Starburst provides an Open Data Lakehouse known for providing fast, scalable, and discoverable access to distributed data. At its core, it is powered by Trino, the leading MPP SQL query engine. With our end-to-end data analytics platform, we believe in granting our customers optionality and the ability to own their data the way they want. 

Open data stack benefits GenAI

At Starburst, we believe strongly in open standards and open architecture. In particular, the combination of the open-source Trino engine running on the open-source Apache Iceberg, Delta Lake, or Apache Hudi table format allows organizations to escape the traditional Enterprise Data Warehouse (EDW) model. Using an open data stack avoids the single source of truth that often becomes unsustainable, costly, and confining as data grows

As your organization pivots into a data-first strategy for AI, using an open data stack with strong data discovery helps to drive growth. As you scale to support more sophisticated LLMs and GenAI initiatives, data discovery becomes even more important. 

Starburst helps serve all of these goals. 

 

3 steps you should take when adopting an open data architecture for GenAI

Consider a data-first strategy across your value chain, including these three best practices.

1) Augment your EDW ecosystem with an open data lakehouse 

Enterprise Data Warehouses are not designed for AI. Consider augmenting your conventional EDW architecture with an open data lakehouse. This approach eliminates the need to move all of your data into a ‘single source of truth’.

In practice, this means adopting the lakehouse based on the cloud object storage of your choice, whether AWS S3, Google GCS, or Azure Blob. It also means using powerful on-prem solutions incorporating modernized object storage like Dell ECS or MinIO. This hybrid approach allows you to combine the scalability of a data lake with the structured query capabilities of EDWs to manage the volume, variety, and variability of data as it scales. 

2) Accelerate GenAI insights by enabling data discovery 

Data discovery makes the right data available to AI models. This point is particularly relevant as you scale your GenAI and AI-analytical workloads across various lines of business in your value chain.
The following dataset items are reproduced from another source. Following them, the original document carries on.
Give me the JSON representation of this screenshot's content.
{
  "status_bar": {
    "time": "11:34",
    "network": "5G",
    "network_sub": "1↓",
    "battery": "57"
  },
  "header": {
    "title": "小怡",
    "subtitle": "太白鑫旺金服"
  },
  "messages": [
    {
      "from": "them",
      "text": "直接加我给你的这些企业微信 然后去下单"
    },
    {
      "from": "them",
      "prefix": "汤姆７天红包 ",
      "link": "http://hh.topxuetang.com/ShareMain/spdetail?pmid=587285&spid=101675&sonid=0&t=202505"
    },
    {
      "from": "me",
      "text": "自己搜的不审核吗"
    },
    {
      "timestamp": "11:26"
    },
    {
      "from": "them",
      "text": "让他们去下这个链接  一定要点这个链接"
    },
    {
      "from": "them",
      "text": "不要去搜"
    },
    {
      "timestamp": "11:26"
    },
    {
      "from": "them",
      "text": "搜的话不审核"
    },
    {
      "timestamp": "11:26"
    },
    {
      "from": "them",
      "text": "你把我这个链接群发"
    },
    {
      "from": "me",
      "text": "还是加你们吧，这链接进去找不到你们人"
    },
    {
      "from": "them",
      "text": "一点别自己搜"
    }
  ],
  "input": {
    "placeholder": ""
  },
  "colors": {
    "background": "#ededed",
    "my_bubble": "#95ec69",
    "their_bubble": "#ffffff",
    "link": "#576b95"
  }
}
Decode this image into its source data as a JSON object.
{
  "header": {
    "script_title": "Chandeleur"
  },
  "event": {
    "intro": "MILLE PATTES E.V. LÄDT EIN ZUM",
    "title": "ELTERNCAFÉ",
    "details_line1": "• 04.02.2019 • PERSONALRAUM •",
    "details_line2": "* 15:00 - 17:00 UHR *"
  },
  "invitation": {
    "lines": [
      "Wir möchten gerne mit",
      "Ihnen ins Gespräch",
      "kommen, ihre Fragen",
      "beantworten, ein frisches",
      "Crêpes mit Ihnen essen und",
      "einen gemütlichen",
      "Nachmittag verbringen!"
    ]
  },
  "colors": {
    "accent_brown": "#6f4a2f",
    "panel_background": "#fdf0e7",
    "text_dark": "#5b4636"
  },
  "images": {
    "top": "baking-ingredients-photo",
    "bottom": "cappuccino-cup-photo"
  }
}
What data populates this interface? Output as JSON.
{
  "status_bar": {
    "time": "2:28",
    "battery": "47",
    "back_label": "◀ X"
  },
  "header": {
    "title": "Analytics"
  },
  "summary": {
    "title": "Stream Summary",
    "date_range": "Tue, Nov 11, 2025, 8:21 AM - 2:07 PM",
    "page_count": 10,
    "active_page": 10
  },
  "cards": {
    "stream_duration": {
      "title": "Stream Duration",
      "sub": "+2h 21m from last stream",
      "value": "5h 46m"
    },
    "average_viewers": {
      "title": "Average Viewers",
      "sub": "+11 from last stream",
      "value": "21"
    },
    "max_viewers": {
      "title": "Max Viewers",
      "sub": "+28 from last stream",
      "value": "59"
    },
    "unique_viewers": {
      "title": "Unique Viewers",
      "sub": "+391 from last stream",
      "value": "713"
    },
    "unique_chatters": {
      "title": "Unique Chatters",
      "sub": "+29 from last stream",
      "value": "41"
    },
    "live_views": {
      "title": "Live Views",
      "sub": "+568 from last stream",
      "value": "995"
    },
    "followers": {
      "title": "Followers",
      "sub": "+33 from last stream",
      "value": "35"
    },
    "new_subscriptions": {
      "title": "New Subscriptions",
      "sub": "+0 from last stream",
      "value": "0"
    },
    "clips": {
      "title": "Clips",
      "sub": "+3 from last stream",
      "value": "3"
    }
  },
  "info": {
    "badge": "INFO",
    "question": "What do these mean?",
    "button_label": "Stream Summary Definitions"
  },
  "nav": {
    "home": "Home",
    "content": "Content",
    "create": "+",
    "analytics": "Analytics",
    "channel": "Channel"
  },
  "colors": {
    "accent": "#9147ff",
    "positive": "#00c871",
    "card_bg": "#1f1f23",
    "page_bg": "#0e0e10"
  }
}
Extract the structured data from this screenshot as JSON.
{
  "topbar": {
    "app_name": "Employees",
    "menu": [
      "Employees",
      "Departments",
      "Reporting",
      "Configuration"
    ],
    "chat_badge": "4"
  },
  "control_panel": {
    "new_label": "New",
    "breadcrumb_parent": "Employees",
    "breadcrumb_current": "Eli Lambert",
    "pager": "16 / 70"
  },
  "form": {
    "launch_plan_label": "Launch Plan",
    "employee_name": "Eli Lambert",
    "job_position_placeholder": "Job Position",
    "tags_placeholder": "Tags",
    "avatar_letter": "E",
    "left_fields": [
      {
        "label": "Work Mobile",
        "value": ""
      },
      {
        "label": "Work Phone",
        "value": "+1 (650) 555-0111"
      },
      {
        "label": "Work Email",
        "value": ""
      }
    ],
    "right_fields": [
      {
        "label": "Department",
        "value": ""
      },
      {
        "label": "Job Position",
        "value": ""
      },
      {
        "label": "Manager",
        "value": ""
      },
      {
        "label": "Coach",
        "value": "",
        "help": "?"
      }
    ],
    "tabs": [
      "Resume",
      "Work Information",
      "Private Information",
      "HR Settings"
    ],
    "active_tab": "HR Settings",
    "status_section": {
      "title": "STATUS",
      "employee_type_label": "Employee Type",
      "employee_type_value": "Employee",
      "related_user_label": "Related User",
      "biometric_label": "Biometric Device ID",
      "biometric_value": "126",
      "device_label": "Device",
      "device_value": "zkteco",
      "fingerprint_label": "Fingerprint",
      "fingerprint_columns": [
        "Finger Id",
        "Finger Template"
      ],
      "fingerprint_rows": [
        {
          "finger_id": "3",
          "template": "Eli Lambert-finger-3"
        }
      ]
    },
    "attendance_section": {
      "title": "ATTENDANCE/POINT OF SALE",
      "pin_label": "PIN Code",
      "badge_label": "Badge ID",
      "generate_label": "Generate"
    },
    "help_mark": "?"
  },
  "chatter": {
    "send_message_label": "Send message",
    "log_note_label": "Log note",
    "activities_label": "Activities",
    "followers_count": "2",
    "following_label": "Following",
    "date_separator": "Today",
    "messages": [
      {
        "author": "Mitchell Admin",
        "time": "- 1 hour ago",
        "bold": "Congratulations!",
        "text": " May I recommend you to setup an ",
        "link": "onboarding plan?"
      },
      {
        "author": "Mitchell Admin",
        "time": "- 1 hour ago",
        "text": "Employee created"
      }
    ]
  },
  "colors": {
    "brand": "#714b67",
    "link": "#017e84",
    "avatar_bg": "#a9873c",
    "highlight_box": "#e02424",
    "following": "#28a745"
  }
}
Companies are quickly realizing that not all data is readily available in a single, central EDW. Often, data cannot ‘sit in the cloud’ for regulatory, compliance, or economic reasons, and must instead remain on-prem or in various databases. 

In each of these cases, Starburst offers a solution. Whether it’s due to security protocols, PII, privacy, or data sovereignty needs, more companies are considering repatriating certain datasets back on-prem and adopting an open data lakehouse for their analytical workload needs. In such cases, Starburst allows you to access data on these systems, and in the cloud, allowing the best of both worlds.

3) Adopting a “multi-everything” approach to data

Adopting a multi-format, multi-cloud data architecture has many advantages. As this paradigm shift occurs and more data variability surfaces, an open standards approach enables your organization to improve flexibility and adopt a data accessibility strategy. To avoid vendor-lock in during this journey, we strongly encourage the adoption of an Apache Iceberg as your table format of choice. This allows you to benefit from full control over your data while maintaining rigorous data access and management controls

Apache Iceberg is fast becoming the de facto open standard for this very reason. In choosing Iceberg, you enable a model where YOU “own your data”. More importantly, you “own options” for that data in the form of compute, storage, scaling, and discovery optimization. 

The best way to leverage this openness is by using Starburst. This allows you to run “your compute” and leverage “your storage” for analytical workloads on top of Apache Iceberg while enabling the best market cost and performance to support your organizational growth needs.